Excellent questions, and her are some rational answers:  (1) Jesus didn't need armed bodyguards.  However, had his group not carried swords, the Romans would not have arrested him for fomenting insurrection.  (2) They didn't learn to use swords, which is why they only managed to slice a single ear.  (3) With Jesus by my side, I'd fight a cohort of Roman soldiers, too, if that's what I thought He wanted.
 
Quote:
If any dumbass fisherman took a swing at a Roman soldier his buddies would slice and dice J.C. & the boys into small bits, with no sweat off the Roman governors ass.

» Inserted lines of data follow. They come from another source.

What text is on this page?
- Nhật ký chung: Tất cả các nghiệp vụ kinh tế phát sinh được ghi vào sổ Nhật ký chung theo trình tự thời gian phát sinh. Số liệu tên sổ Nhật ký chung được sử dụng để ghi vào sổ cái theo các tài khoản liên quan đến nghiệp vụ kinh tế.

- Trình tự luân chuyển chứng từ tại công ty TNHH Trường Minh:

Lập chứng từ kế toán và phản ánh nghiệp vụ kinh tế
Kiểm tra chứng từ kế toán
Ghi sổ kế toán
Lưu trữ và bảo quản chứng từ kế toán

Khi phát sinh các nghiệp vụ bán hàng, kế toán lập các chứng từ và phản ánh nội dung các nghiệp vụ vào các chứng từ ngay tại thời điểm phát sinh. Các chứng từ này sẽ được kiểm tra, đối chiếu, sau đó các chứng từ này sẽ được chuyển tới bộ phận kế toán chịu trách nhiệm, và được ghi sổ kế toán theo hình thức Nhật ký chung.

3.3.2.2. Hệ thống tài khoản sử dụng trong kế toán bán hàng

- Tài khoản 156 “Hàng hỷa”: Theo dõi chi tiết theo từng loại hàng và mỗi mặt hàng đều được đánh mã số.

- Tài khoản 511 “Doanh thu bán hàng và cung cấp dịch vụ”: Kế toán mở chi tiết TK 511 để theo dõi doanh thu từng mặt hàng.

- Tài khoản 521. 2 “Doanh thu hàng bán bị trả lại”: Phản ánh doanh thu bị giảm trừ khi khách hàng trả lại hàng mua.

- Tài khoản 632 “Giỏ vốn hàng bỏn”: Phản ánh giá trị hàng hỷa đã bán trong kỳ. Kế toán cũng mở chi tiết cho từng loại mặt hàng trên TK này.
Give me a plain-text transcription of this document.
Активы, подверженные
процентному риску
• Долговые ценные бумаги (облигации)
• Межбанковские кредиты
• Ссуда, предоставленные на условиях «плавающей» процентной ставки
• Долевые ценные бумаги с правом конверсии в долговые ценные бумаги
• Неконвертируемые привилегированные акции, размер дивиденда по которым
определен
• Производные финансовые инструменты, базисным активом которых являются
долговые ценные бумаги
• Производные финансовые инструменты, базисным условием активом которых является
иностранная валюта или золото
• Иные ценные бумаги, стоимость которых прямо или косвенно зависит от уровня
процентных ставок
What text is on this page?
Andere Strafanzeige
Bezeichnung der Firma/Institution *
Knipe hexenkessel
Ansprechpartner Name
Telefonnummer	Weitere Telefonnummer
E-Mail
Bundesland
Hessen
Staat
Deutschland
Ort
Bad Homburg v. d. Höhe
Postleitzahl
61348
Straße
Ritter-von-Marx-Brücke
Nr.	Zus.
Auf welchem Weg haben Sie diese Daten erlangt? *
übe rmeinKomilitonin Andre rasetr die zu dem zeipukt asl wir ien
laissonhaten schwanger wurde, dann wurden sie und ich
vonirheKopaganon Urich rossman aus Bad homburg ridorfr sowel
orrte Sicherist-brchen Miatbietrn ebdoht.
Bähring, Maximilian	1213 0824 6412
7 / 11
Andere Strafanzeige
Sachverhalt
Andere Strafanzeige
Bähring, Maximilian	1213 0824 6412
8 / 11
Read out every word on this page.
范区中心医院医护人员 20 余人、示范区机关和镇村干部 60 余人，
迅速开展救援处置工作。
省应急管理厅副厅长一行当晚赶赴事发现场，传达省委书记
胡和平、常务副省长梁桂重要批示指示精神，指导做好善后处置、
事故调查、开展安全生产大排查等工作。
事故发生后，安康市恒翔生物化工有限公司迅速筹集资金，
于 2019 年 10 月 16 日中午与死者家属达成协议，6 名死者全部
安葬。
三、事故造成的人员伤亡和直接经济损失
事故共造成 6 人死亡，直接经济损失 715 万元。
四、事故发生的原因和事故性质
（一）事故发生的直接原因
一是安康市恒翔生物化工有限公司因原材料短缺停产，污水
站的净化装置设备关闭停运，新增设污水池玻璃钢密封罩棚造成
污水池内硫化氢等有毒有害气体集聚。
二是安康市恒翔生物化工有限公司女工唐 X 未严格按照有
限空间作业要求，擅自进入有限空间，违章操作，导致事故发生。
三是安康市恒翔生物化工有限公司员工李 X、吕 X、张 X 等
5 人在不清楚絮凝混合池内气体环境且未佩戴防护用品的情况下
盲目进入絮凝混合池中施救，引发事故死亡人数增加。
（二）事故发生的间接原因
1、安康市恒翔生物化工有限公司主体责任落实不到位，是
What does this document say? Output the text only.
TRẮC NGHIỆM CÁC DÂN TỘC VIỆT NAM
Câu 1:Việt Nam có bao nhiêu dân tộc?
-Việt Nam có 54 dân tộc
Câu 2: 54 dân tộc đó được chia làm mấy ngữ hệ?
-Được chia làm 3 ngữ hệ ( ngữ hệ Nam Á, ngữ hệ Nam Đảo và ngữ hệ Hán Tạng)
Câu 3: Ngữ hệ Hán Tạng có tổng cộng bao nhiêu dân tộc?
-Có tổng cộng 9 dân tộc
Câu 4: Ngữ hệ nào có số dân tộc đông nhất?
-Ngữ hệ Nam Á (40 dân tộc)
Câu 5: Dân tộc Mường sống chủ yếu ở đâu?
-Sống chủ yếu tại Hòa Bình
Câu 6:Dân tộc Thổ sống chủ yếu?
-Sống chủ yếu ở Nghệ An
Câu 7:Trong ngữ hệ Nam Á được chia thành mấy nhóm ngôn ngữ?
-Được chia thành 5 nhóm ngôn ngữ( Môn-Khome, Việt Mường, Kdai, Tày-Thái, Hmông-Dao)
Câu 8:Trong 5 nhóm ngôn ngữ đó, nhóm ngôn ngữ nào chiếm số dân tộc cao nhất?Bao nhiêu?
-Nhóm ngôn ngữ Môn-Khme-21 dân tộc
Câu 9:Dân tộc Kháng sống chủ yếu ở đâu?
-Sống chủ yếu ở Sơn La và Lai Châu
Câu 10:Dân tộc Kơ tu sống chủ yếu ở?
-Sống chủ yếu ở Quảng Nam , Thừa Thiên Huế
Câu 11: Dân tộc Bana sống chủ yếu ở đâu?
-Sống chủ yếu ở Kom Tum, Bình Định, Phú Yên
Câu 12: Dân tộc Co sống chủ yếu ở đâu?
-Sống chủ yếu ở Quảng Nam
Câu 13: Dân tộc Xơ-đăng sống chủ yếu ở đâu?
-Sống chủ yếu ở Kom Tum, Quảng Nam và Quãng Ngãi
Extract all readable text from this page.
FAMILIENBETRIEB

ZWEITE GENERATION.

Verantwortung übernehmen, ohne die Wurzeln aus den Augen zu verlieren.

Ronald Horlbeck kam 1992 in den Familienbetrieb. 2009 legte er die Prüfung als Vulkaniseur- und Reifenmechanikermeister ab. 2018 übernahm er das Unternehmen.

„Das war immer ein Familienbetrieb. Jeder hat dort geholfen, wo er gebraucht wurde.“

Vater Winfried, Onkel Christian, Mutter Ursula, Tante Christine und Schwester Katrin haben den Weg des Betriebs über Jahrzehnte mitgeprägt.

You're ignoring the fact that they were Roman soldiers, which means they were disciplined.  They did not attack people without orders, and their officers obviously realized that there would be no more bloodshed after Jesus healed the servant's ear.  They were sent to make an arrest, not to fight a battle.
 

Answers in Gene Simmons wrote:
most of the English translations say that Judas led “a band” or group of men when he betrayed Jesus. But what does that even mean? For that, we need to turn to the Greek text.  In every case, the earliest texts use the word speira or speiran and that word has a fairly clear meaning. Judas led a cohort of soldiers to arrest Jesus. And as it happens, a cohort is well understood to be a unit of Roman soldiers of about 500 to 600 in total number.... why send such a large detachment to bring in the Prince of Peace and possibly eleven guys with a hooker on the side? Judas surely would have known what he was walking into. And he would have known that that many soldiers was overkill for the task at hand if what we read in the bible is accurate.
If you're trying to arrest a guy who performs miracles on a regular basis, why not send overwhelming force?  It's not as though Pilate was lacking for soldiers.

Once an athiest, now a believer, and always ready to debate issues respectfully.